Another seven staffers have since resigned or have notified the office of their intention to do so, according to a source with knowledge of the departures. Six are prosecutors—including a senior litigation counsel in the criminal division, the deputy chief of narcotics cases in Indian Country, and the chief of the office’s civil section. The seventh was a victim witness coordinator. Yet more resignations are expected. Other staffers are retiring sooner than planned.
Five senior prosecutors at the Justice Department’s Civil Rights Division in DC—a unit that investigates police killings—also resigned shortly after Good was killed. “It’s a big deal, and this is fairly unprecedented,” Laurie Levenson, a former federal prosecutor now based in Los Angeles, told me after the first wave of resignations. “You have so many leaving, and frankly on principle: We are living in unique times where prosecutors are being asked to do things they’ve never had to do before. That’s not what they signed up for.”
The Minnesota US Attorney’s Office had experienced some departures in the final months of the Biden administration. But since Trump got reelected, more than 50 out of about 135 staffers have left. The office had fewer than 30 prosecutors prior to the latest wave of resignations, less than half of the proper head count, according to Anders Folk, a former acting US attorney in Minnesota, who left in 2021.
“We are down to a skeleton crew,” one source told me.
The remaining attorneys have resisted the Justice Department directive to focus on Good’s wife, one of my sources said. Still, they are so flooded with cases related to the immigration enforcement surge that they have had almost no time to handle other cases, including long-term investigations into drug trafficking, gang violence, child abuse, and crimes on Native American reservations.
“Virtually all the other work has essentially stopped or slowed so dramatically,” another source confirmed. Attorneys in the criminal unit have been instructed to resolve those other cases as quickly as possible—including by proffering lenient plea deals they wouldn’t have considered before.
Ironically, prosecutors have even had to slow-roll the sprawling fraud investigation that the Trump administration used as pretext to send a surge of federal officers to the Twin Cities.
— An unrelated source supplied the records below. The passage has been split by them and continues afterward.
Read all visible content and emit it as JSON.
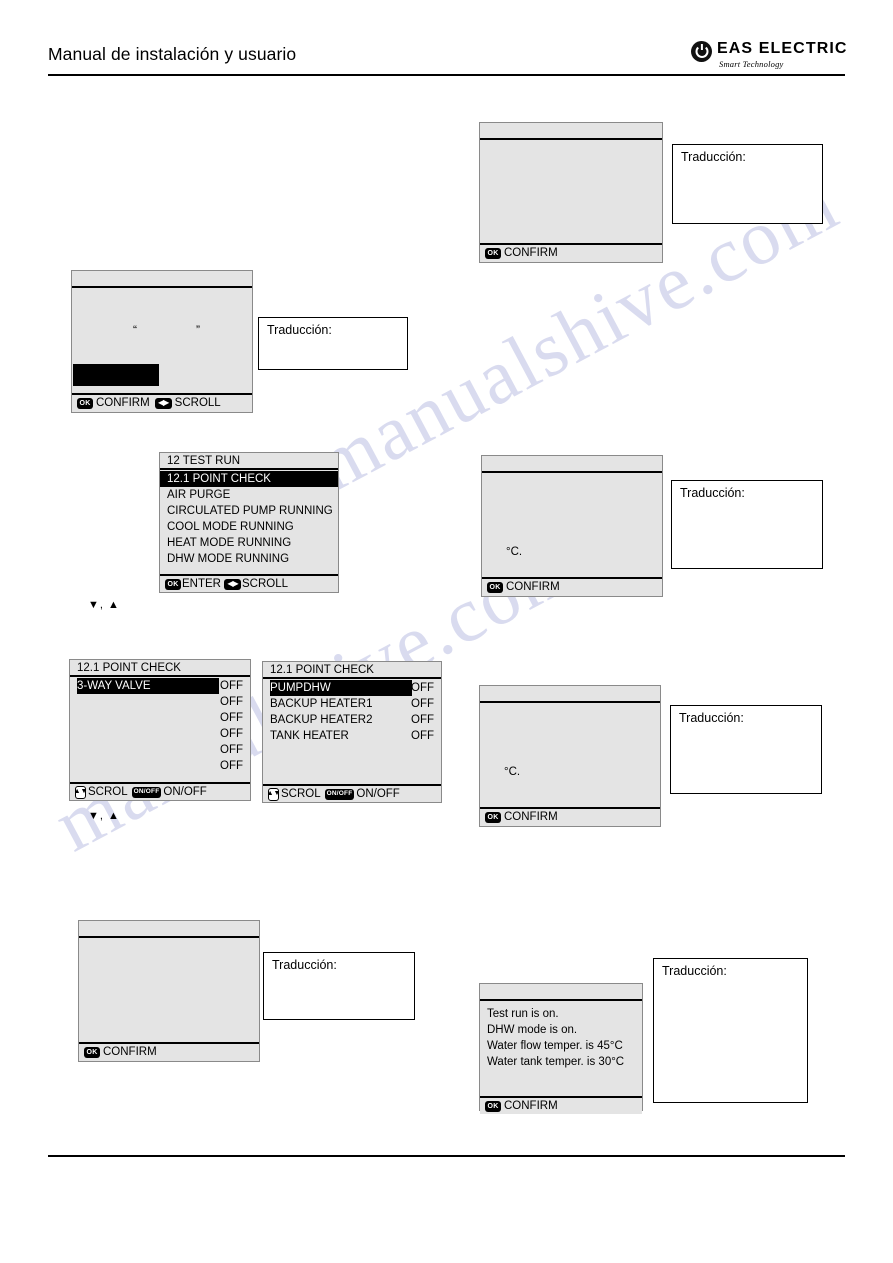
{
  "page": {
    "header_title": "Manual de instalación y usuario",
    "brand_name": "EAS  ELECTRIC",
    "brand_tagline": "Smart Technology",
    "brand_icon": "power-circle-icon",
    "watermark_text": "manualshive.com"
  },
  "labels": {
    "traduccion": "Traducción:",
    "confirm": "CONFIRM",
    "scroll": "SCROLL",
    "scrol": "SCROL",
    "enter": "ENTER",
    "onoff": "ON/OFF",
    "badge_ok": "OK",
    "badge_lr": "◀▶",
    "badge_ud": "▲▼",
    "badge_onoff": "ON/OFF",
    "arrow_pair": "▼, ▲",
    "quote_open": "“",
    "quote_close": "”",
    "degree_c": "°C."
  },
  "screens": {
    "s1_top_right": {
      "name": "blank-confirm-screen",
      "title": "",
      "body_lines": [],
      "footer": [
        {
          "badge": "OK",
          "label": "CONFIRM"
        }
      ]
    },
    "s2_left_quotes": {
      "name": "quotes-confirm-scroll-screen",
      "title": "",
      "body_lines": [],
      "quotes": [
        "“",
        "”"
      ],
      "footer": [
        {
          "badge": "OK",
          "label": "CONFIRM"
        },
        {
          "badge": "◀▶",
          "label": "SCROLL"
        }
      ]
    },
    "s3_test_run": {
      "name": "test-run-menu-screen",
      "title": "12 TEST RUN",
      "items": [
        {
          "label": "12.1 POINT CHECK",
          "selected": true
        },
        {
          "label": "AIR PURGE",
          "selected": false
        },
        {
          "label": "CIRCULATED PUMP RUNNING",
          "selected": false
        },
        {
          "label": "COOL MODE RUNNING",
          "selected": false
        },
        {
          "label": "HEAT MODE RUNNING",
          "selected": false
        },
        {
          "label": "DHW MODE RUNNING",
          "selected": false
        }
      ],
      "footer": [
        {
          "badge": "OK",
          "label": "ENTER"
        },
        {
          "badge": "◀▶",
          "label": "SCROLL"
        }
      ]
    },
    "s4_point_check_a": {
      "name": "point-check-screen-a",
      "title": "12.1 POINT CHECK",
      "items": [
        {
          "label": "3-WAY VALVE",
          "value": "OFF",
          "selected": true
        },
        {
          "label": "",
          "value": "OFF",
          "selected": false
        },
        {
          "label": "",
          "value": "OFF",
          "selected": false
        },
        {
          "label": "",
          "value": "OFF",
          "selected": false
        },
        {
          "label": "",
          "value": "OFF",
          "selected": false
        },
        {
          "label": "",
          "value": "OFF",
          "selected": false
        }
      ],
      "footer": [
        {
          "badge": "▲▼",
          "label": "SCROL"
        },
        {
          "badge": "ON/OFF",
          "label": "ON/OFF"
        }
      ]
    },
    "s5_point_check_b": {
      "name": "point-check-screen-b",
      "title": "12.1 POINT CHECK",
      "items": [
        {
          "label": "PUMPDHW",
          "value": "OFF",
          "selected": true
        },
        {
          "label": "BACKUP HEATER1",
          "value": "OFF",
          "selected": false
        },
        {
          "label": "BACKUP HEATER2",
          "value": "OFF",
          "selected": false
        },
        {
          "label": "TANK HEATER",
          "value": "OFF",
          "selected": false
        }
      ],
      "footer": [
        {
          "badge": "▲▼",
          "label": "SCROL"
        },
        {
          "badge": "ON/OFF",
          "label": "ON/OFF"
        }
      ]
    },
    "s6_degc_right_mid": {
      "name": "temperature-confirm-screen-1",
      "title": "",
      "body_lines": [
        "°C."
      ],
      "footer": [
        {
          "badge": "OK",
          "label": "CONFIRM"
        }
      ]
    },
    "s7_degc_right_low": {
      "name": "temperature-confirm-screen-2",
      "title": "",
      "body_lines": [
        "°C."
      ],
      "footer": [
        {
          "badge": "OK",
          "label": "CONFIRM"
        }
      ]
    },
    "s8_bottom_left": {
      "name": "blank-confirm-screen-2",
      "title": "",
      "body_lines": [],
      "footer": [
        {
          "badge": "OK",
          "label": "CONFIRM"
        }
      ]
    },
    "s9_status": {
      "name": "test-run-status-screen",
      "title": "",
      "body_lines": [
        "Test run is on.",
        "DHW mode is on.",
        "Water flow temper. is 45°C",
        "Water tank temper. is 30°C"
      ],
      "footer": [
        {
          "badge": "OK",
          "label": "CONFIRM"
        }
      ]
    }
  },
  "annotations": [
    {
      "name": "arrow-annotation-1",
      "text": "▼, ▲"
    },
    {
      "name": "arrow-annotation-2",
      "text": "▼, ▲"
    }
  ]
}
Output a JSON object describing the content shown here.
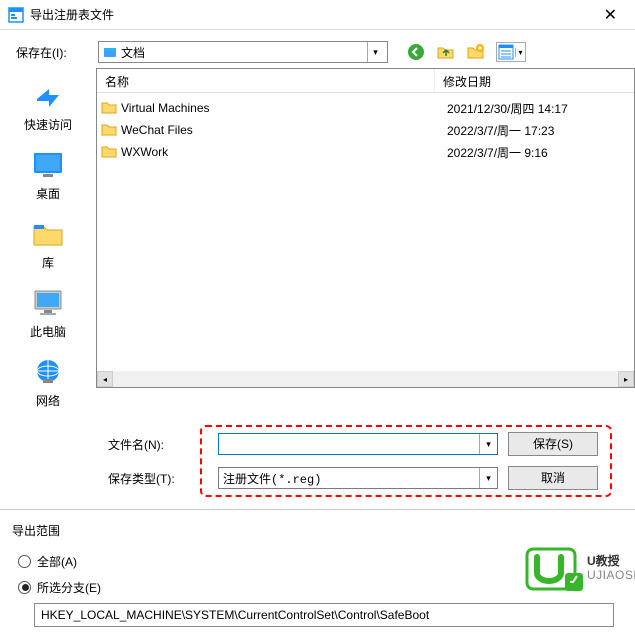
{
  "title": "导出注册表文件",
  "savein": {
    "label": "保存在(I):",
    "value": "文档",
    "columns": {
      "name": "名称",
      "date": "修改日期"
    }
  },
  "sidebar": [
    {
      "label": "快速访问"
    },
    {
      "label": "桌面"
    },
    {
      "label": "库"
    },
    {
      "label": "此电脑"
    },
    {
      "label": "网络"
    }
  ],
  "files": [
    {
      "name": "Virtual Machines",
      "date": "2021/12/30/周四 14:17"
    },
    {
      "name": "WeChat Files",
      "date": "2022/3/7/周一 17:23"
    },
    {
      "name": "WXWork",
      "date": "2022/3/7/周一 9:16"
    }
  ],
  "filename": {
    "label": "文件名(N):",
    "value": ""
  },
  "filetype": {
    "label": "保存类型(T):",
    "value": "注册文件(*.reg)"
  },
  "actions": {
    "save": "保存(S)",
    "cancel": "取消"
  },
  "scope": {
    "legend": "导出范围",
    "all": "全部(A)",
    "branch": "所选分支(E)",
    "path": "HKEY_LOCAL_MACHINE\\SYSTEM\\CurrentControlSet\\Control\\SafeBoot"
  },
  "watermark": {
    "brand": "U教授",
    "domain": "UJIAOSHOU.COM"
  }
}
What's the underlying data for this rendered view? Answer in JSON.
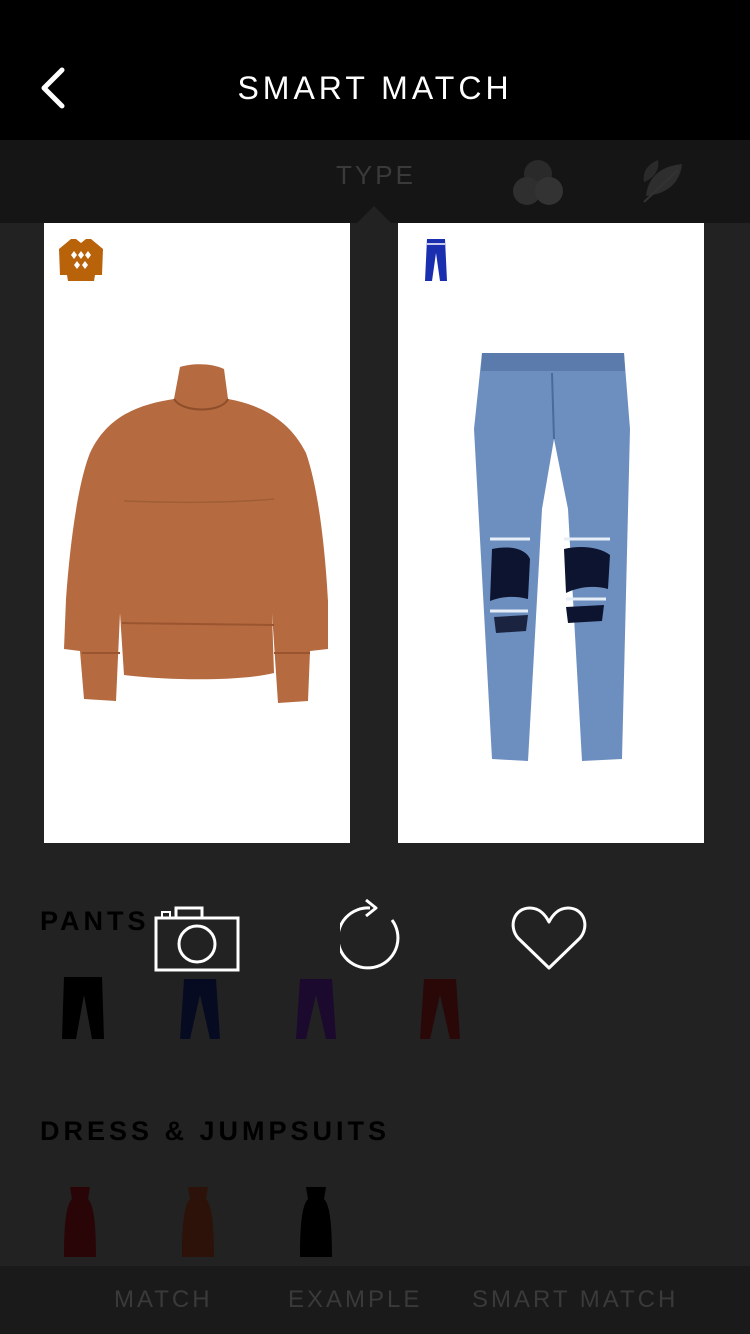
{
  "header": {
    "title": "SMART MATCH"
  },
  "filters": {
    "type_label": "TYPE"
  },
  "sections": {
    "pants_title": "PANTS",
    "dress_title": "DRESS & JUMPSUITS"
  },
  "bottom_nav": {
    "match": "MATCH",
    "example": "EXAMPLE",
    "smart_match": "SMART MATCH"
  },
  "colors": {
    "sweater": "#b56a3f",
    "jeans": "#6d8fbf",
    "badge_sweater": "#b8620a",
    "badge_jeans": "#1a2fb0"
  }
}
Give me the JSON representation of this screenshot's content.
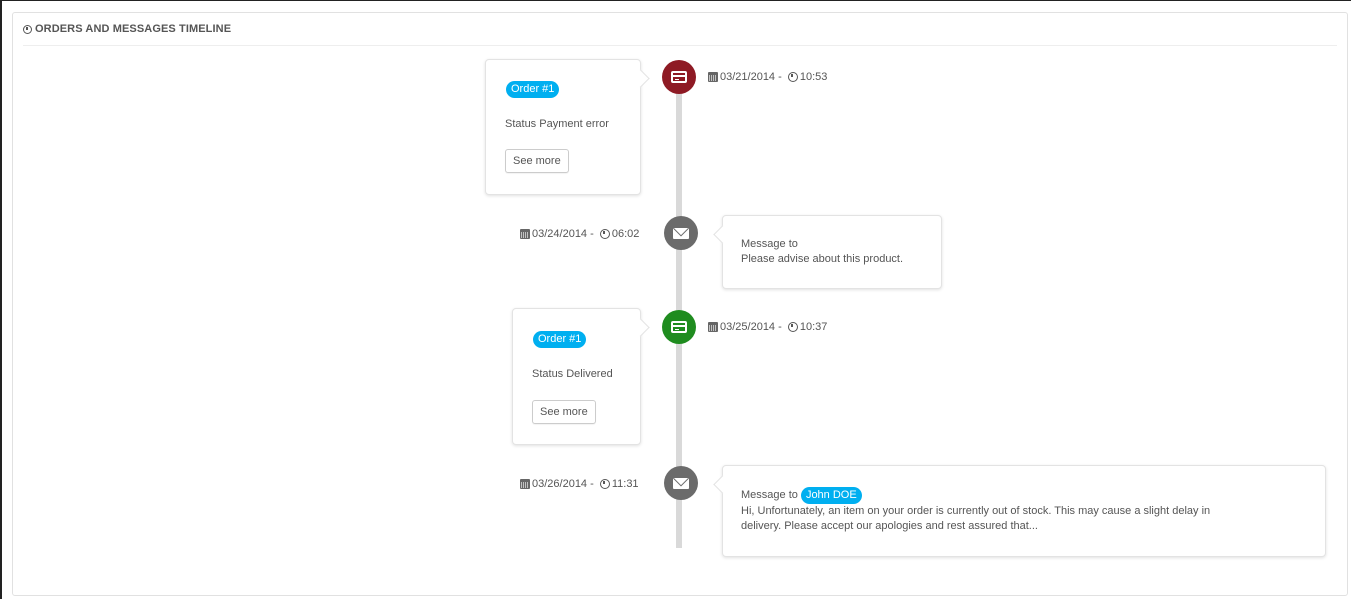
{
  "panel": {
    "title": "ORDERS AND MESSAGES TIMELINE"
  },
  "colors": {
    "payment_error": "#8e1a24",
    "delivered": "#1f8c1f",
    "message": "#6b6b6b",
    "badge": "#00aff0"
  },
  "events": [
    {
      "type": "order",
      "icon": "credit-card-icon",
      "date": "03/21/2014",
      "time": "10:53",
      "separator": " - ",
      "badge": "Order #1",
      "status": "Status Payment error",
      "button": "See more"
    },
    {
      "type": "message",
      "icon": "envelope-icon",
      "date": "03/24/2014",
      "time": "06:02",
      "separator": " - ",
      "prefix": "Message to",
      "text": "Please advise about this product."
    },
    {
      "type": "order",
      "icon": "credit-card-icon",
      "date": "03/25/2014",
      "time": "10:37",
      "separator": " - ",
      "badge": "Order #1",
      "status": "Status Delivered",
      "button": "See more"
    },
    {
      "type": "message",
      "icon": "envelope-icon",
      "date": "03/26/2014",
      "time": "11:31",
      "separator": " - ",
      "prefix": "Message to",
      "recipient": "John DOE",
      "text_line1": "Hi, Unfortunately, an item on your order is currently out of stock. This may cause a slight delay in",
      "text_line2": "delivery. Please accept our apologies and rest assured that..."
    }
  ]
}
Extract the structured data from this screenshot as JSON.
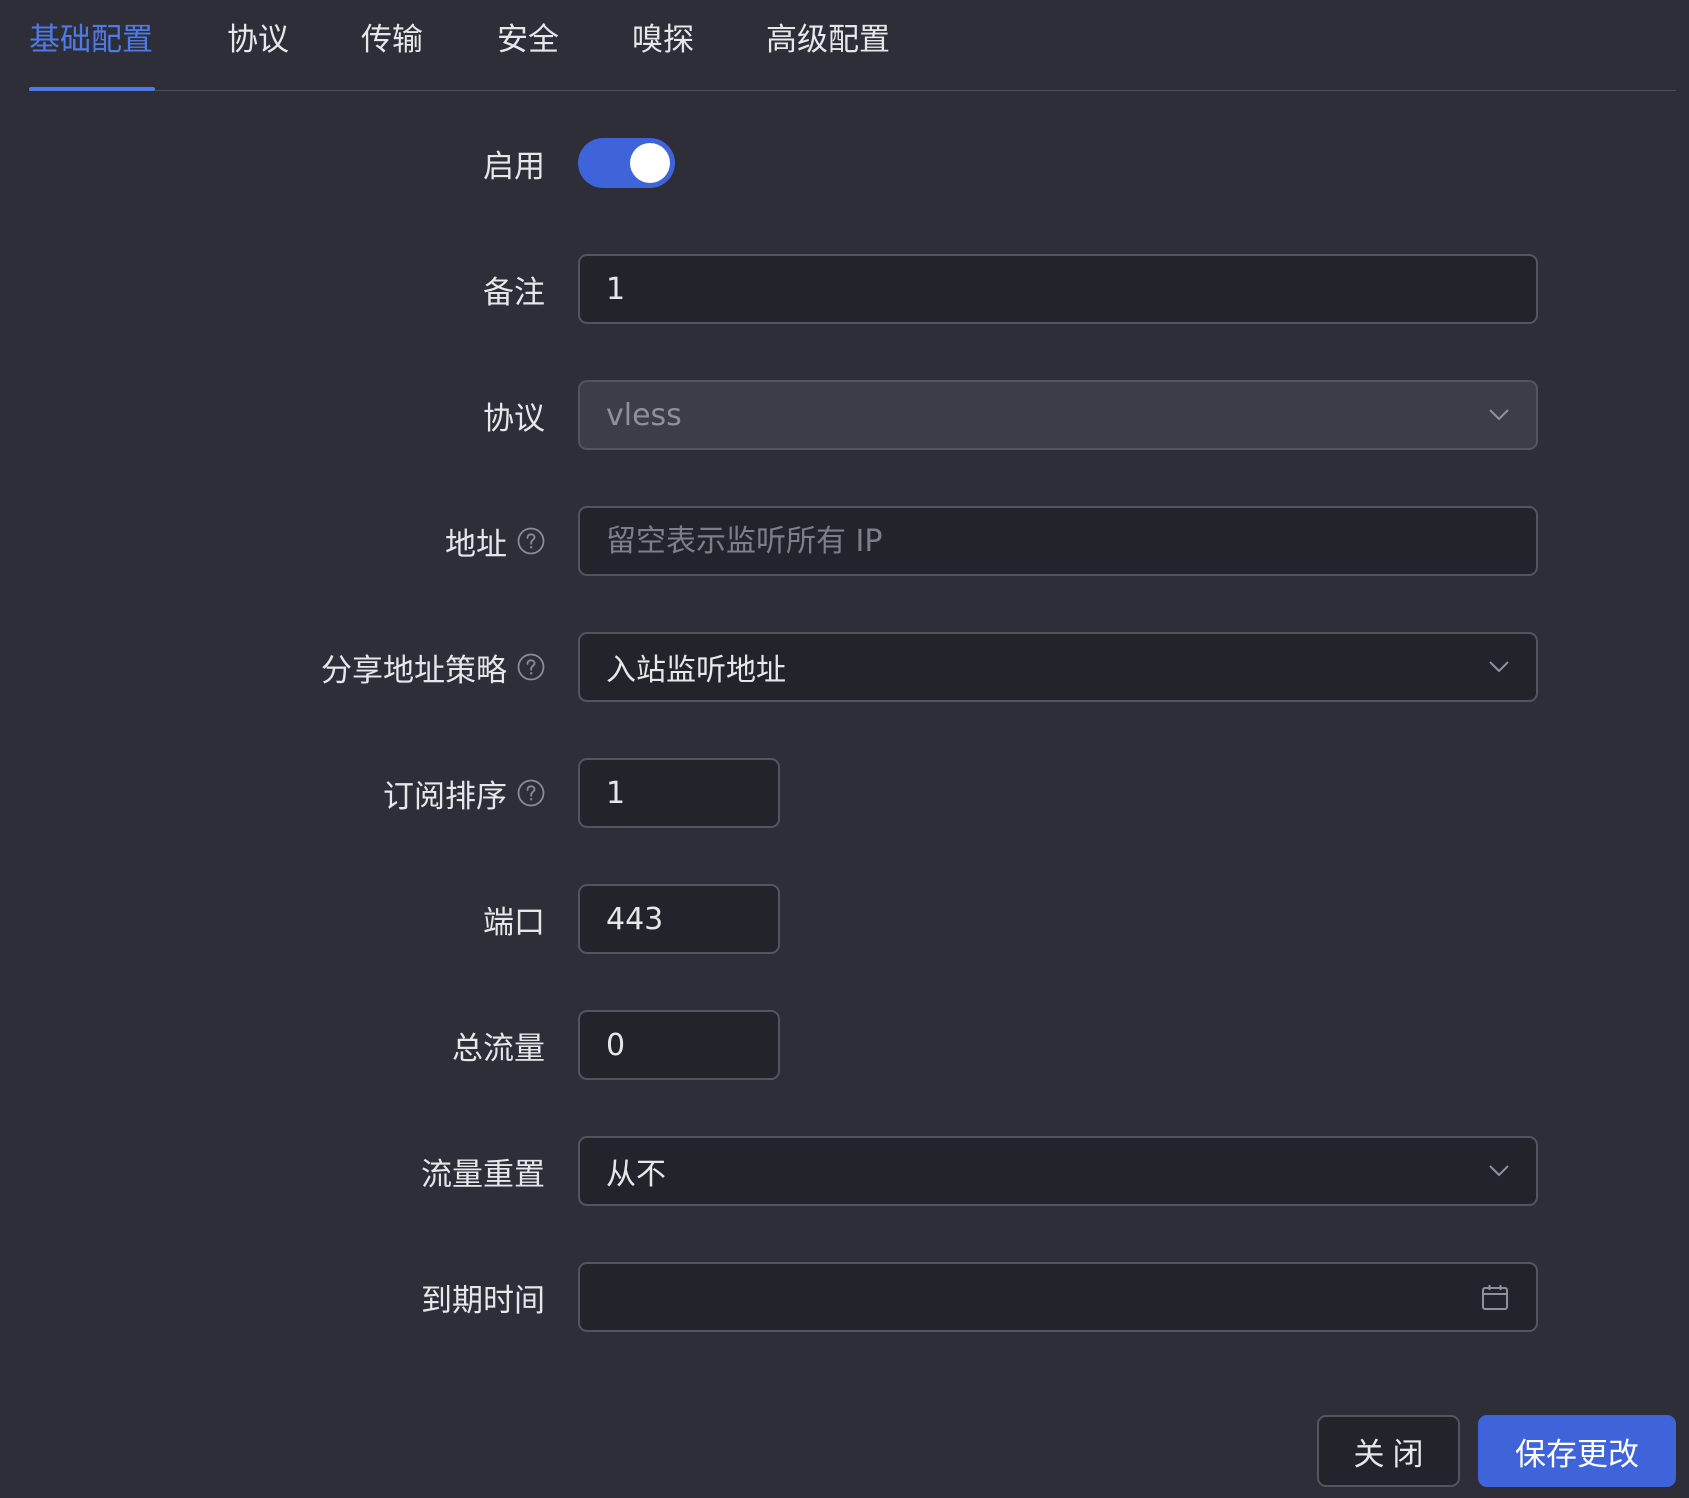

Thompson, the office’s second-in-command, was overseeing that investigation when he resigned.
Immigration officers have reportedly arrested about 3,000 people locally since Operation Metro Surge launched. Now the administration is sending reinforcements to help with the US Attorney’s Office caseload, including assistant US attorneys from other districts and military attorneys known as Judge Advocates General (JAGs). But the pace is relentless, and the office has lost seasoned prosecutors with decades of institutional knowledge.
Many prosecutors are still exercising their discretion and, despite the pressure, are not charging protesters without sufficient evidence of a criminal violation. But one source I spoke with worried that, as more senior attorneys bail out, cases will be left to relatively inexperienced temporary and junior attorneys who may be more vulnerable to pressure from above.
“They may be phenomenal people,” the source said, “but they don’t have the judgment or the ability to stand up to a senior agency head in a meeting; they’re probably going to file the complaint, when a more experienced senior person would say no.”